Which comes down to the fact that we wouldn’t know a great person if we were to meet one, unless the person already had a reputation of some kind.

So greatness is something seen in the movies, or read about in a book, or read or heard in the News. The great person is almost a fairy tale figure.

We often hear, or we often say it ourselves, of someone we know, “So-and-so is such a great person!” We might even say it of a parent or a grandparent, “My grandfather was a great man!”

Is this greatness of a different order from that which we define as “a great person”? Do we take the greatness of a personal acquaintance or a friend or a family member to be less than the greatness of a famous person? Or is it that when we say it of someone we know, we only mean to say “nice person” and not really “great”?

What is urgently required is that we find a way to define a great person. We should be able to decide if a person is great or not, without the approval of another person. This means that we need to figure out what makes a great person great.

Is it merely the great accomplishments which make a great person? Is greatness a quality of character, or is it strictly based on an accomplishment of some kind?

Coming back to yourself, how would you know if you’re great? Easy, you’ll say. The world will recognize your greatness. Which is to say you will know you are great because the world will tell you you’re great. The world will be kind enough to let you in on the secret, which you wouldn’t have known otherwise, that you, sir, or madam, are great!

We have to rely on the world to either recognize our greatness and let us know about it, or to not think we’re great but still flatter us out of some hidden motive. But either way, the decision is theirs. Our greatness is in their hands.

What would you have to do to be considered a great person? If you immediately think of some triumphal feat of performance, then that is what you will take as the standard by which to judge another person’s greatness.

If you feel that to be a great person you have to have some nobility of character, then that will be your criteria for deciding on the greatness of another person.

You will notice that as soon as you give up on the evaluation by others, and turn to your own valuation, greatness takes on a very subjective character. It actually becomes a matter of “it takes one to know one.”

That’s right. That’s what it comes down to, essentially. You have to be great to know a great person. Or, if you don’t feel comfortable taking on the mantle of greatness, at least you can say that, that which you strive for to achieve greatness, is that which will be the basis of your deciding on the greatness of another person.

The moral in all this can be stated as: If you strive to be great, you will get to know other great individuals. You will not need the world to decide for you. And you may actually already know a great person, someone you’ll only recognize when you allow the possibility of greatness in yourself.

Most of all, in time you’ll come to know that a person who sets out on the path to greatness, is already a great person. For, as only a great person can recognize another great person, so also, only a great person sets out to be worthy of greatness.

The moral above the moral, finally, is that you have only to recognize the greatness that is already in you.

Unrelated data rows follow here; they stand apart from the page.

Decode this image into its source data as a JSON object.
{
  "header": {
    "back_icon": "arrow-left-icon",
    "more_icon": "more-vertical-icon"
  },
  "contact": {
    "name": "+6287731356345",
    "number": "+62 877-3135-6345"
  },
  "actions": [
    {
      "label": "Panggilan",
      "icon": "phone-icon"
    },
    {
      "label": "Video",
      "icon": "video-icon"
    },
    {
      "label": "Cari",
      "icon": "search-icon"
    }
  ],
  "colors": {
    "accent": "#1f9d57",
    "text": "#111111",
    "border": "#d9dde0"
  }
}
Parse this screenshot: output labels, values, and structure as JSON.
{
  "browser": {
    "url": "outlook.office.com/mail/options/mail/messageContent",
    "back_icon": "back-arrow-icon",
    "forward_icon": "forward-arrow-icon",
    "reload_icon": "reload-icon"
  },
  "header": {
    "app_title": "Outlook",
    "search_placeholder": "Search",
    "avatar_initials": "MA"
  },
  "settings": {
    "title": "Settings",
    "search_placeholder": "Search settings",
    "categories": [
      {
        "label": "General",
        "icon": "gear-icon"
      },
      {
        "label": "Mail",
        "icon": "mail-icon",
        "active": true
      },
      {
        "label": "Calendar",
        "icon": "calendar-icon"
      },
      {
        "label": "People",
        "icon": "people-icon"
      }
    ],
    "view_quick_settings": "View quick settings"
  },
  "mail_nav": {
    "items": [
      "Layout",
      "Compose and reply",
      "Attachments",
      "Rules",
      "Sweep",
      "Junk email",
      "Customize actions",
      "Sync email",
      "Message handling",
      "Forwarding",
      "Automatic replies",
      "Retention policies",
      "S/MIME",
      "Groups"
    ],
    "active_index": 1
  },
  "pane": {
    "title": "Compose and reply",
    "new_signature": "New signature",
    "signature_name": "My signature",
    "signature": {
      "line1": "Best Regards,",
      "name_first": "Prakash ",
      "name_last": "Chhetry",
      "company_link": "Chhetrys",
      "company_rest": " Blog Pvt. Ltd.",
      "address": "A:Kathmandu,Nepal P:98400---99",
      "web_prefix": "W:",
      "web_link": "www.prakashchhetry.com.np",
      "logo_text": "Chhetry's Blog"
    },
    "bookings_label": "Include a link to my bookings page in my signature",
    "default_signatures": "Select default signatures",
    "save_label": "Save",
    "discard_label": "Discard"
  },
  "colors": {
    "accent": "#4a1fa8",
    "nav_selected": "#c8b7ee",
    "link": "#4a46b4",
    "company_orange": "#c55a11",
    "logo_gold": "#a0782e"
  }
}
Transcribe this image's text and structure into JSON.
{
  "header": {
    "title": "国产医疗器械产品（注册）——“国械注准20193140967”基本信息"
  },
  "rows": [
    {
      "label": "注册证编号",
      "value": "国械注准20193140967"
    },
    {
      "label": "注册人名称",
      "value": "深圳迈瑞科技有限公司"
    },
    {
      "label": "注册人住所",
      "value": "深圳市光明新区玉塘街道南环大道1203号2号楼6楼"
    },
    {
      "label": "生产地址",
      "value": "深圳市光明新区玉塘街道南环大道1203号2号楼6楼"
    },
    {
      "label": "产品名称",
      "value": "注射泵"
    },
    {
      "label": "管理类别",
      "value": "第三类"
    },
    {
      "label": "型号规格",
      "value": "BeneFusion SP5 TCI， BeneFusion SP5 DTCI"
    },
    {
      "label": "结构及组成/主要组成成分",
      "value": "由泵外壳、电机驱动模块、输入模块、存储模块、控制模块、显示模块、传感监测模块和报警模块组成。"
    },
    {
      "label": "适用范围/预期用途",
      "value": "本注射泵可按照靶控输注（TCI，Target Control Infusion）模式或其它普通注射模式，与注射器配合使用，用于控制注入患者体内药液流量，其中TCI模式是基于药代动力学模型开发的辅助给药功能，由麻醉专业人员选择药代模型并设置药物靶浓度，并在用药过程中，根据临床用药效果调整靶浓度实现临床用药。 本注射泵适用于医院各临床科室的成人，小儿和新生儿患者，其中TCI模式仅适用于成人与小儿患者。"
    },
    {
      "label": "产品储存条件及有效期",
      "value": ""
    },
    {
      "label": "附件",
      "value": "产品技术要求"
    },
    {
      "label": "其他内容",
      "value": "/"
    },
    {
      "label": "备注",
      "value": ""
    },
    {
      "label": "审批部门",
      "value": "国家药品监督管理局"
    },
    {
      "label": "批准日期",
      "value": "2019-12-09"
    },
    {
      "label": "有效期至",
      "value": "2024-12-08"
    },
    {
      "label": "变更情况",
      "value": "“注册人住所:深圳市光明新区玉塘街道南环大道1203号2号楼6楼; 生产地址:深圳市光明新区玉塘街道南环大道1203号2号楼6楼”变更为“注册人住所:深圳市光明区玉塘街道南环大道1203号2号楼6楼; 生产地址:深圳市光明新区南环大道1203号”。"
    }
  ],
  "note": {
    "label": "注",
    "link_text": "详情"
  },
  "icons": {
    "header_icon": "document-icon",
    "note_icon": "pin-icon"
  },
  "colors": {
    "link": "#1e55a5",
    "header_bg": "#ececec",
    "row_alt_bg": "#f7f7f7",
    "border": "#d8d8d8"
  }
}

We are all great. We already have been great since the day we were born. “Trailing clouds of glory do we come…” I’ll quote a bit more of the poem by William Wordsworth.

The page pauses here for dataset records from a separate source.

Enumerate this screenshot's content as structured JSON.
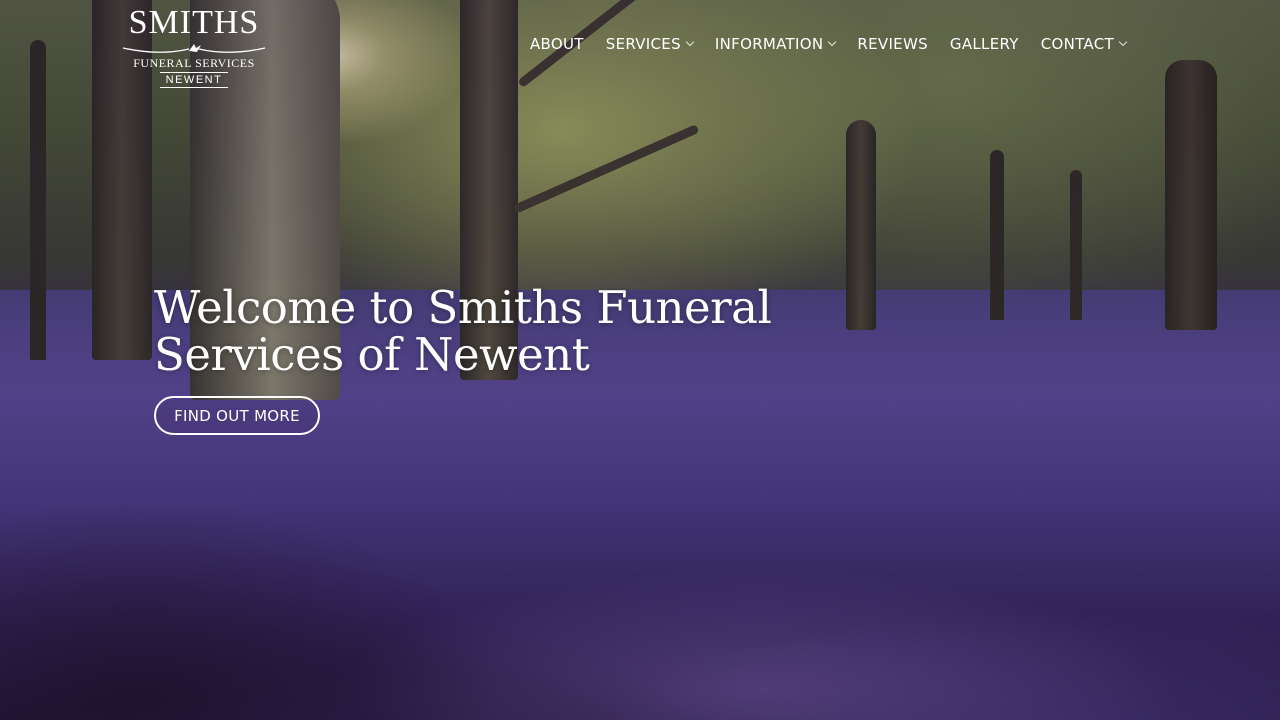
{
  "logo": {
    "main": "SMITHS",
    "sub": "FUNERAL SERVICES",
    "town": "NEWENT",
    "emblem": "dove-icon"
  },
  "nav": {
    "items": [
      {
        "label": "ABOUT",
        "has_dropdown": false
      },
      {
        "label": "SERVICES",
        "has_dropdown": true
      },
      {
        "label": "INFORMATION",
        "has_dropdown": true
      },
      {
        "label": "REVIEWS",
        "has_dropdown": false
      },
      {
        "label": "GALLERY",
        "has_dropdown": false
      },
      {
        "label": "CONTACT",
        "has_dropdown": true
      }
    ]
  },
  "hero": {
    "title": "Welcome to Smiths Funeral Services of Newent",
    "cta_label": "FIND OUT MORE",
    "background": "bluebell-woodland-photo"
  },
  "colors": {
    "text": "#ffffff",
    "overlay": "#28143c"
  }
}
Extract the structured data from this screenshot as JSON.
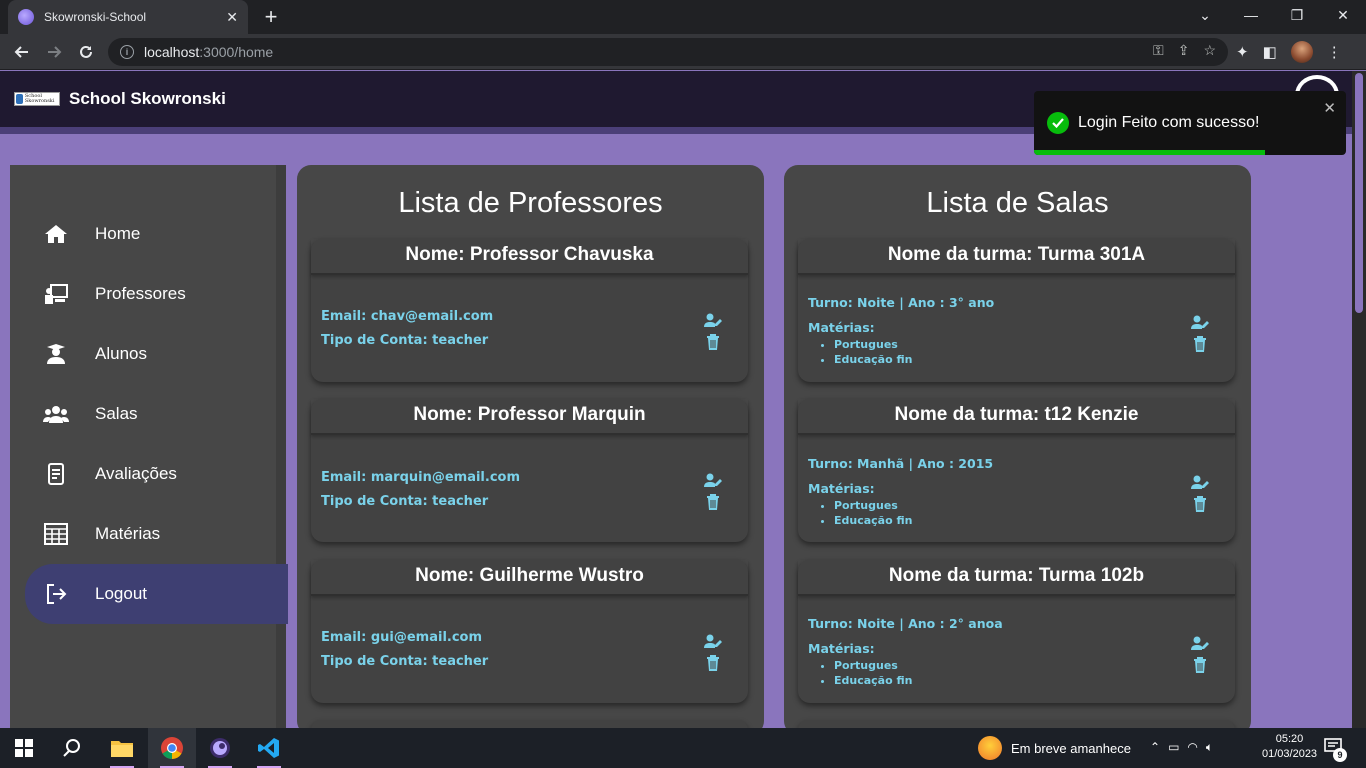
{
  "browser": {
    "tab_title": "Skowronski-School",
    "url_host": "localhost",
    "url_path": ":3000/home",
    "new_tab": "+",
    "tab_close": "✕"
  },
  "app": {
    "title": "School Skowronski",
    "logo_text": "School Skowronski"
  },
  "toast": {
    "message": "Login Feito com sucesso!",
    "close": "✕",
    "progress": 0.74,
    "color": "#07bc0c"
  },
  "sidebar": {
    "items": [
      {
        "label": "Home",
        "icon": "home-icon",
        "active": false
      },
      {
        "label": "Professores",
        "icon": "chalkboard-teacher-icon",
        "active": false
      },
      {
        "label": "Alunos",
        "icon": "user-graduate-icon",
        "active": false
      },
      {
        "label": "Salas",
        "icon": "users-icon",
        "active": false
      },
      {
        "label": "Avaliações",
        "icon": "document-icon",
        "active": false
      },
      {
        "label": "Matérias",
        "icon": "table-icon",
        "active": false
      },
      {
        "label": "Logout",
        "icon": "logout-icon",
        "active": true
      }
    ]
  },
  "teachers": {
    "title": "Lista de Professores",
    "cards": [
      {
        "name": "Nome: Professor Chavuska",
        "email": "Email: chav@email.com",
        "type": "Tipo de Conta: teacher"
      },
      {
        "name": "Nome: Professor Marquin",
        "email": "Email: marquin@email.com",
        "type": "Tipo de Conta: teacher"
      },
      {
        "name": "Nome: Guilherme Wustro",
        "email": "Email: gui@email.com",
        "type": "Tipo de Conta: teacher"
      }
    ]
  },
  "rooms": {
    "title": "Lista de Salas",
    "cards": [
      {
        "name": "Nome da turma: Turma 301A",
        "info": "Turno: Noite | Ano : 3° ano",
        "subjects_label": "Matérias:",
        "subjects": [
          "Portugues",
          "Educação fin"
        ]
      },
      {
        "name": "Nome da turma: t12 Kenzie",
        "info": "Turno: Manhã | Ano : 2015",
        "subjects_label": "Matérias:",
        "subjects": [
          "Portugues",
          "Educação fin"
        ]
      },
      {
        "name": "Nome da turma: Turma 102b",
        "info": "Turno: Noite | Ano : 2° anoa",
        "subjects_label": "Matérias:",
        "subjects": [
          "Portugues",
          "Educação fin"
        ]
      }
    ]
  },
  "colors": {
    "page_bg": "#8a75bd",
    "header_bg": "#1f1930",
    "panel_bg": "#474747",
    "accent_text": "#7ad2ea",
    "active_item": "#3e3f72"
  },
  "taskbar": {
    "weather": "Em breve amanhece",
    "time": "05:20",
    "date": "01/03/2023",
    "notifications": "9"
  }
}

“Our birth is but a sleep and a forgetting:

The Soul that rises with us, our life’s Star,

Hath had elsewhere its setting,

And cometh from afar:

Not in entire forgetfulness,

And not in utter nakedness,

But trailing clouds of glory do we come

From God, who is our home:”

And the poem continues, with every line speaking of your greatness and mine.

The conclusion, in all solemnity, dear reader, you don’t need to wait upon the world to grant you what is already yours. You don’t have to read articles like this, to find out how you can be great. Great you are, and if the world doesn’t recognize it, the loss is theirs.